Probably around 97 or 98 we were up on Hazel Creek for the weekend, we were camping at the Sawdust Pile campsite # 85. There were a couple of guys from Asheville up there that weekend as well. We had eaten dinner, one guy was still down at the creek washing his dishes, the rest of us standing around probably telling lies about the day's fishing. We had seen a bear earlier in the day crossing the creek, not giving it too much thought. Had seen a wolf that day as well, or a huge coyote, also crossing the creek, a good day. Well back to the moment around the campfire; the guys from Ashville hollered to us that a bear was coming down the creek they had just run it off. Well Ed (washing dishes) looked up just in time to see it coming, he scampered up the path to the fire with the bear not 10' behind him. By this time the Asheville contingent had walked down to join us and we all played the pots and pans for the bear. He really was not very large, I would bet 150 lb, maybe 200 lb. Well he spooked a little and climbed a large tree to the first fork (15-20 feet). It literally took that bear a couple seconds to climb that tree! He sat there in the fork looking at us for a minute or two, then down he came back toward us, our packs were foolishly still on the ground. More pot beating sent him back up the tree for another minute or two, then down he came again. At this point he stood on his back legs for a moment, then dropped down and started for the packs again, his head swaying back and forth, seemingly confident that the pots weren't going to do him any harm!
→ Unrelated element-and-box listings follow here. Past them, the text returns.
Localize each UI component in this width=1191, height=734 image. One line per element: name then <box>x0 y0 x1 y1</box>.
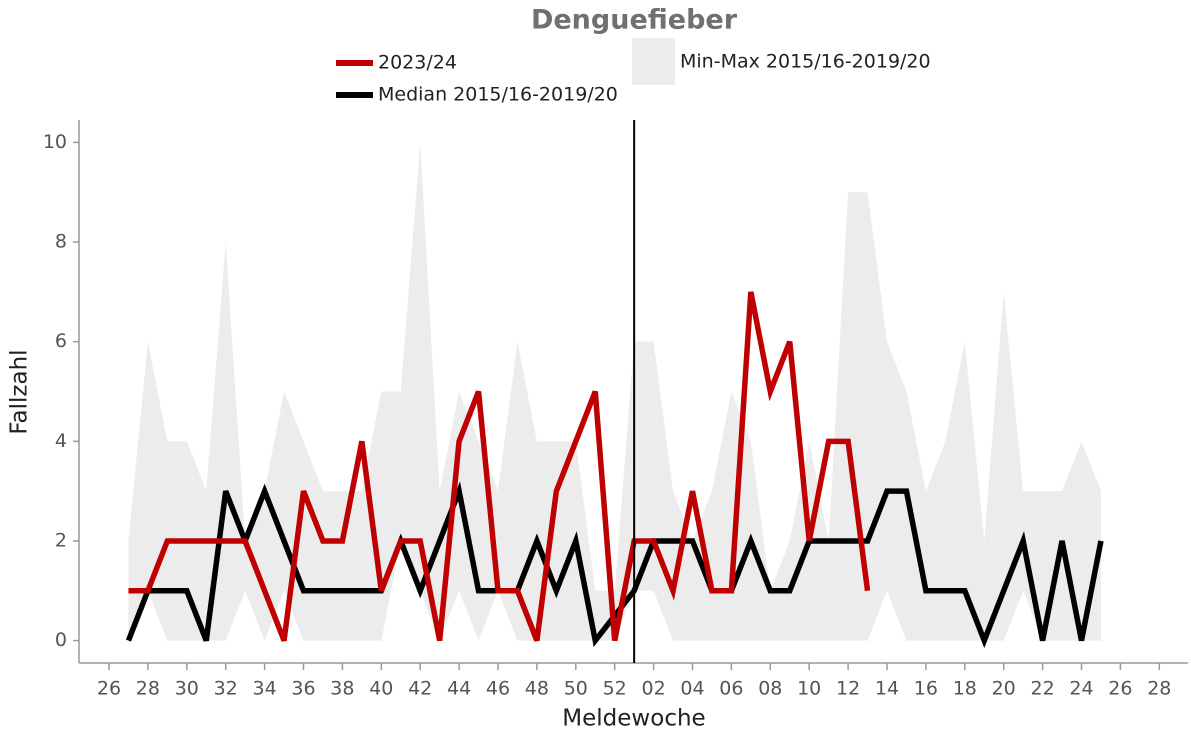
x-axis-label: Meldewoche <box>562 706 705 732</box>
x-tick-label: 44 <box>447 678 471 700</box>
legend-label: Min-Max 2015/16-2019/20 <box>680 51 931 73</box>
y-tick-label: 2 <box>55 529 67 551</box>
x-tick-label: 46 <box>486 678 510 700</box>
x-tick-label: 06 <box>719 678 743 700</box>
x-tick-label: 36 <box>291 678 315 700</box>
x-tick-label: 24 <box>1069 678 1093 700</box>
x-tick-label: 38 <box>330 678 354 700</box>
legend-label: 2023/24 <box>378 52 457 74</box>
x-tick-label: 08 <box>758 678 782 700</box>
y-axis-label: Fallzahl <box>7 349 33 434</box>
x-tick-label: 52 <box>603 678 627 700</box>
x-tick-label: 48 <box>525 678 549 700</box>
x-tick-label: 22 <box>1031 678 1055 700</box>
x-tick-label: 40 <box>369 678 393 700</box>
x-tick-label: 02 <box>642 678 666 700</box>
x-tick-label: 14 <box>875 678 899 700</box>
x-tick-label: 26 <box>97 678 121 700</box>
y-tick-label: 6 <box>55 330 67 352</box>
legend-label: Median 2015/16-2019/20 <box>378 84 618 106</box>
x-tick-label: 10 <box>797 678 821 700</box>
y-tick-label: 8 <box>55 231 67 253</box>
y-tick-label: 0 <box>55 629 67 651</box>
x-tick-label: 16 <box>914 678 938 700</box>
x-tick-label: 04 <box>680 678 704 700</box>
line-series <box>128 291 871 642</box>
x-tick-label: 18 <box>953 678 977 700</box>
x-tick-label: 42 <box>408 678 432 700</box>
legend: Min-Max 2015/16-2019/20 2023/24 Median 2… <box>336 38 931 106</box>
x-tick-label: 26 <box>1108 678 1132 700</box>
x-tick-label: 32 <box>214 678 238 700</box>
x-tick-label: 28 <box>136 678 160 700</box>
y-tick-label: 10 <box>43 131 67 153</box>
x-tick-label: 34 <box>253 678 277 700</box>
y-tick-label: 4 <box>55 430 67 452</box>
legend-swatch <box>632 38 675 85</box>
min-max-band <box>128 142 1101 641</box>
x-tick-label: 20 <box>992 678 1016 700</box>
chart-title: Denguefieber <box>531 5 738 36</box>
x-tick-label: 50 <box>564 678 588 700</box>
x-tick-label: 28 <box>1147 678 1171 700</box>
x-tick-label: 30 <box>175 678 199 700</box>
x-tick-label: 12 <box>836 678 860 700</box>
Well at this point one of the Asheville guys produced a pack of Black Cats, took the cigarette from his mouth, lit them and tossed them at the bear's feet. Well that pack of fire crackers went off and so did the bear! We didn't see him the rest of the weekend.
I carry a pack of them with me most of the time anymore, though unless I am camping I rarely have anything to light them! Of course the bear spray is maybe the best deterrent.
Now I carry the M-90's actually, I think they're less susceptible to humidity.... rain. Not sure what I would have done about that bear you all encountered though, particularly without the strength in numbers. With the guys from Asheville, there were six of us up there that night.